Diamogli il nostro tempo felice con loro
Le ragazze si annoiano: spesso non sanno cosa farne di quel tempo che hanno a profusione: un tempo morto, che si riempie di tutto il “loro” mondo: che siano i compiti di scuola, le risate con gli amici, le passioni oppure le insoddisfazioni e il lato oscuro che genera mostri.
A volte i genitori, preoccupati di questo tempo, come se fosse un buco da riempire a tutti i costi di “altro”, si prodigano nel trovare millemila attività alle figlie: il corso di danza, il corso di coding, poco importa, purché si “impieghi” in qualche modo, possibilmente costruttivo, lontano dall’ambiente familiare, reo di creare bamboccioni.
Così impariamo che crescere significa non averne, di tempo. Non avere un attimo per fermarsi e stare con noi stesse. Pian piano questi ritmi si consolidano e diventano abitudine, infine essenza stessa del nostro essere.
Quando arriva un figlio, il trauma che molte donne di oggi affrontano è proprio questo: il cambiamento del tempo. Quasi più dei problemi di lavoro, dei nuovi assetti coi propri compagni, del senso di inadeguatezza nel curare un esserino che dipende da te.
Di colpo, quel tempo che credevamo di conoscere a menadito, che scorreva secondo i nostri desideri, la nostra indipendenza, prende un nuovo corso.
Cosa c’è di più destabilizzante di questo flusso incontrollabile? Come avere tra le dita una sabbia finissima e sfuggevole, che più ci sforziamo di trattenere e “gestire”, più fluisce a modo suo, facendosi beffe dei nostri sforzi.
Quel tempo che si ferma stupefatto mentre una mamma allatta, che si impenna quando restringe le tutine e costella le gengive di nuove piccole gemme. Che non puoi frenare o accelerare perché adesso è al di là delle tue capacità. Lo hai consegnato a dei piccoletti che zampettano ancora incerti ma che passeranno questo testimone al futuro, negli anni in cui dovranno procedere ormai spediti da soli.
Eppure, nonostante questo malefico scherzetto, il tempo, dopo i figli, opera un miracolo che spesso passa inosservato. Un miracolo che parla di un tempo condiviso con i figli fin dalle cellule, che si scambia.

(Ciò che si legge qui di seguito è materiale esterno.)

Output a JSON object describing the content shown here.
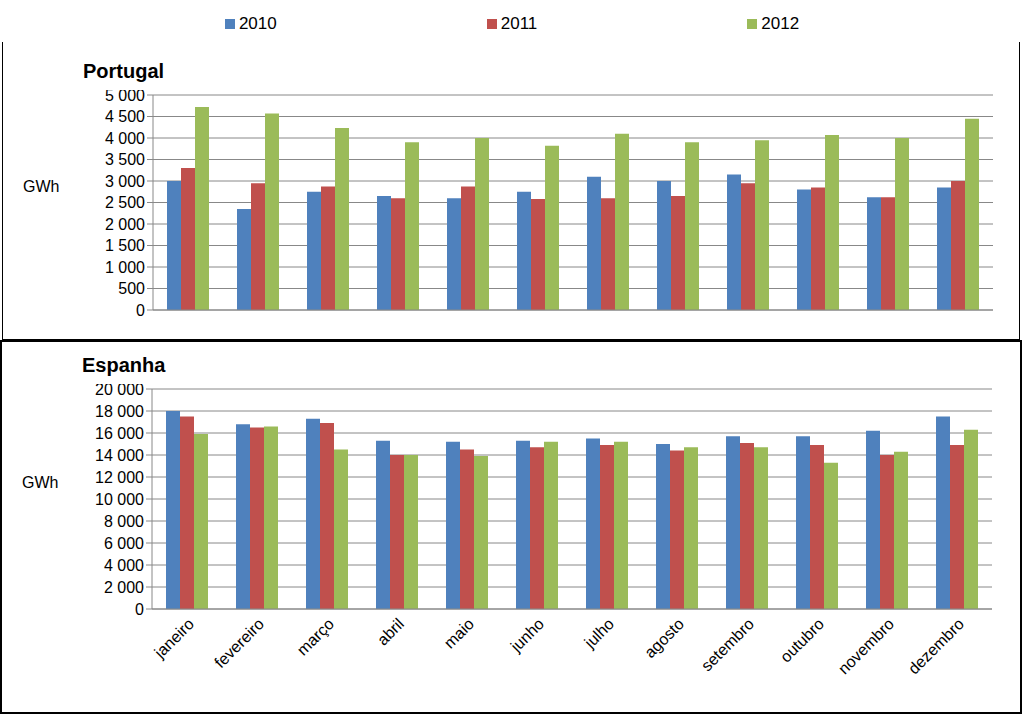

I dieci anni di vita persi ogni volta che un figlio si sbuccia le ginocchia, capitombola dal divano, ti scrive sui muri, giace nel letto febbricitante, o torna a casa due ore dopo, senza clamore, torna da noi.
Ci ribadisce che non è più solo nostro, (come se non bastassero le sedute in bagno in compagnia) ma che è una cartella drive a cui accediamo noi e le pesti in simultanea.

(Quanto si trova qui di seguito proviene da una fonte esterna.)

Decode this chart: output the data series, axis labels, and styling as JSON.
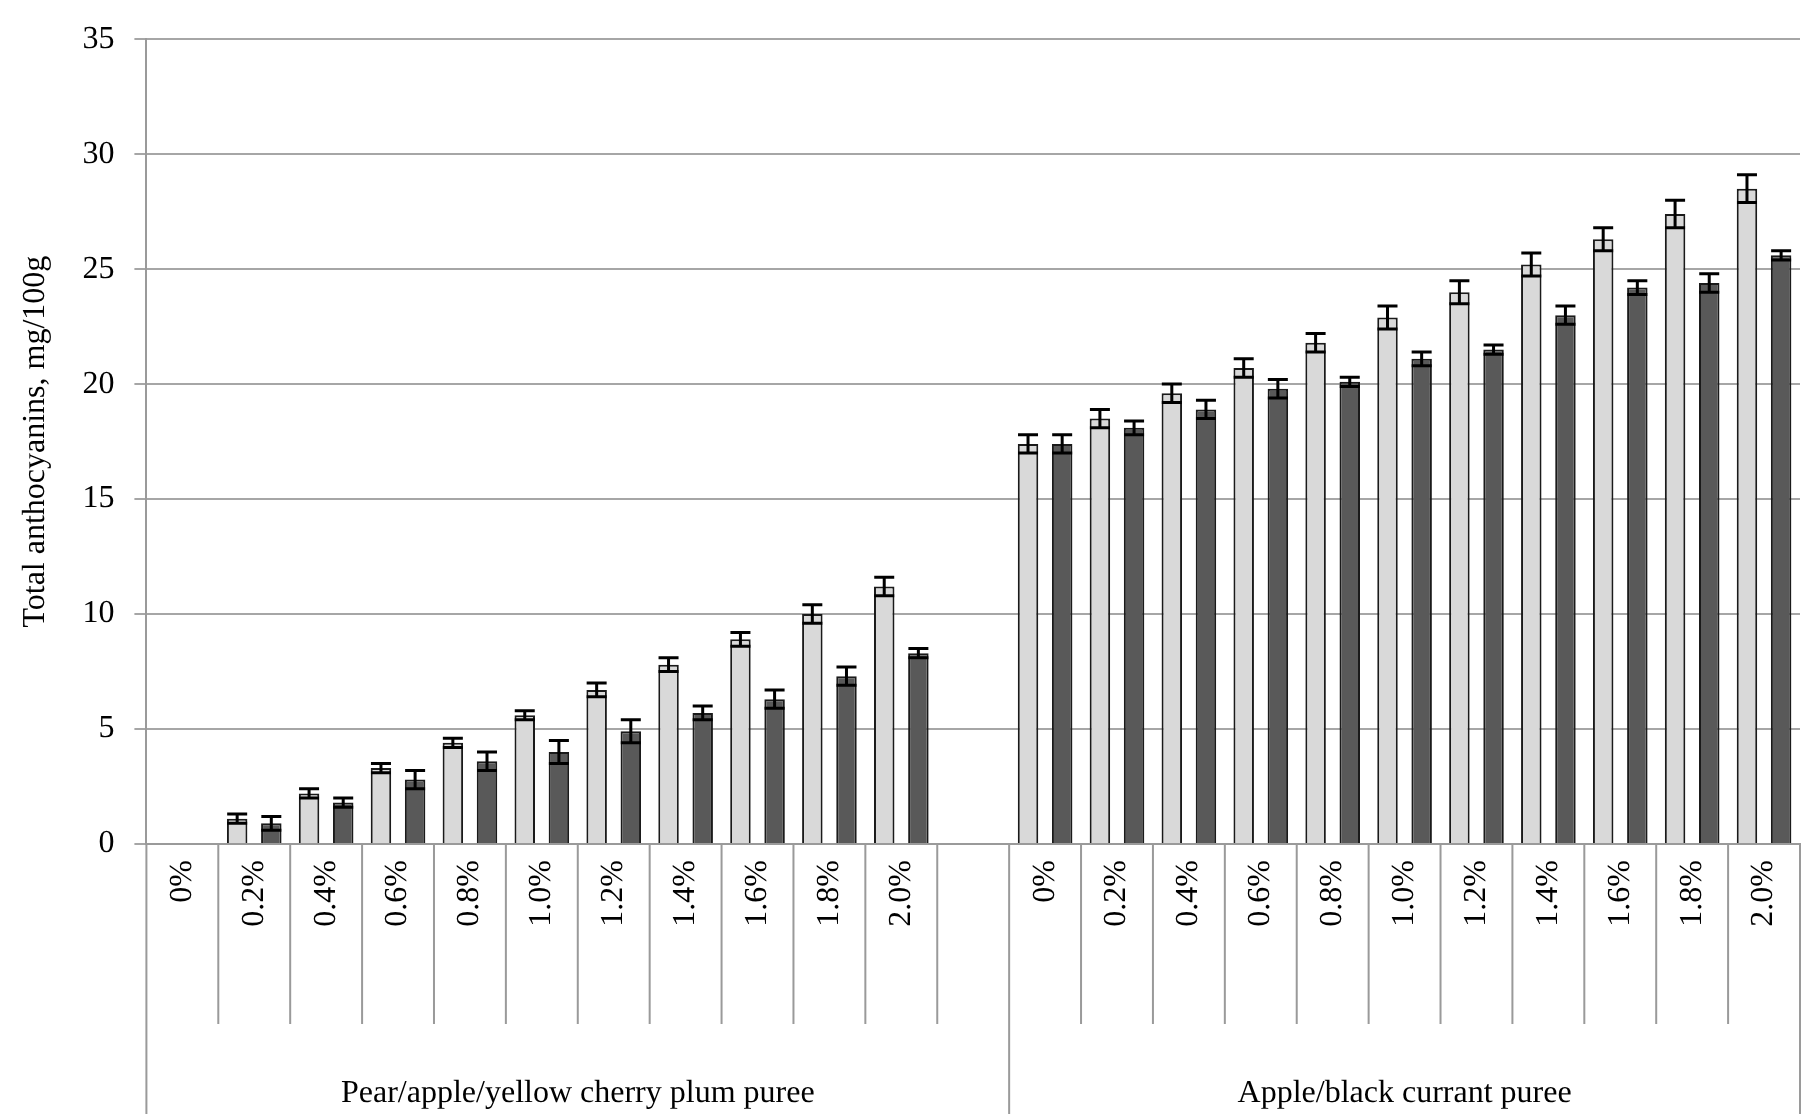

Che i nostri figli dimenticheranno, forse. Ma anche se ci prenderanno a parolacce, o sembreranno inconsapevoli del tempo in cui cercavano una conca sotto il nostro mento, per accucciarsi e tormentarci i capelli, quel tempo non si cancellerà mai veramente. Resterà nel fondo dell’anima, come una conchiglia che risuona le onde dell’infanzia. Si nasconderà sotto la sabbia, nelle profondità degli abissi della vita adulta.
Io ci credo, eccome, a quello che ha detto Dostoevskij nella parte finale del suo capolavoro incompiuto, “I fratelli Karamazov”, una perla che custodisco gelosamente:
Sappiate, dunque, che non c’è nulla di più elevato, di più forte, di più sano e di più utile nella vita che un bel ricordo, specialmente se è un ricordo dell’infanzia, della casa paterna… Se un uomo riesce a raccogliere molti di questi ricordi per portarli con sé nella vita, egli è salvo per sempre. E anche se uno solo di questi ricordi rimane con noi, nel nostro cuore, anche quello solo può essere un giorno la nostra salvezza.
Quindi sì: diamogli il nostro tempo felice con loro. Che quel buco non sia solo colmato da competenze o distrazioni che li fanno dimenticare le cose che contano veramente. Privilegio e responsabilità sacri, nel senso stretto, di noi genitori. Diamoglielo quando meno sembra a noi che non capiscano. Quando la razionalità si prende il suo, è già tardi.
Quello stesso tempo felice, cura anche il nostro male di vivere da adulti: quante volte ho visto nonni rifiorire al contatto con i propri nipotini e papà in carriera rallentare per tenere un passo in miniatura.
Vale molto più che pagargli un master prestigioso o un corso di geroglifici egiziani. Che siano due ore o tre anni: i figli respirano, si aprono come corolle al sole, grazie alla nostra felicità che li sveglia al mattino.
E quando infine la giornata si spegne, i mille impegni si zittiscono e la mente vaga liberamente, torna a cullare i sogni, anche delle mamme.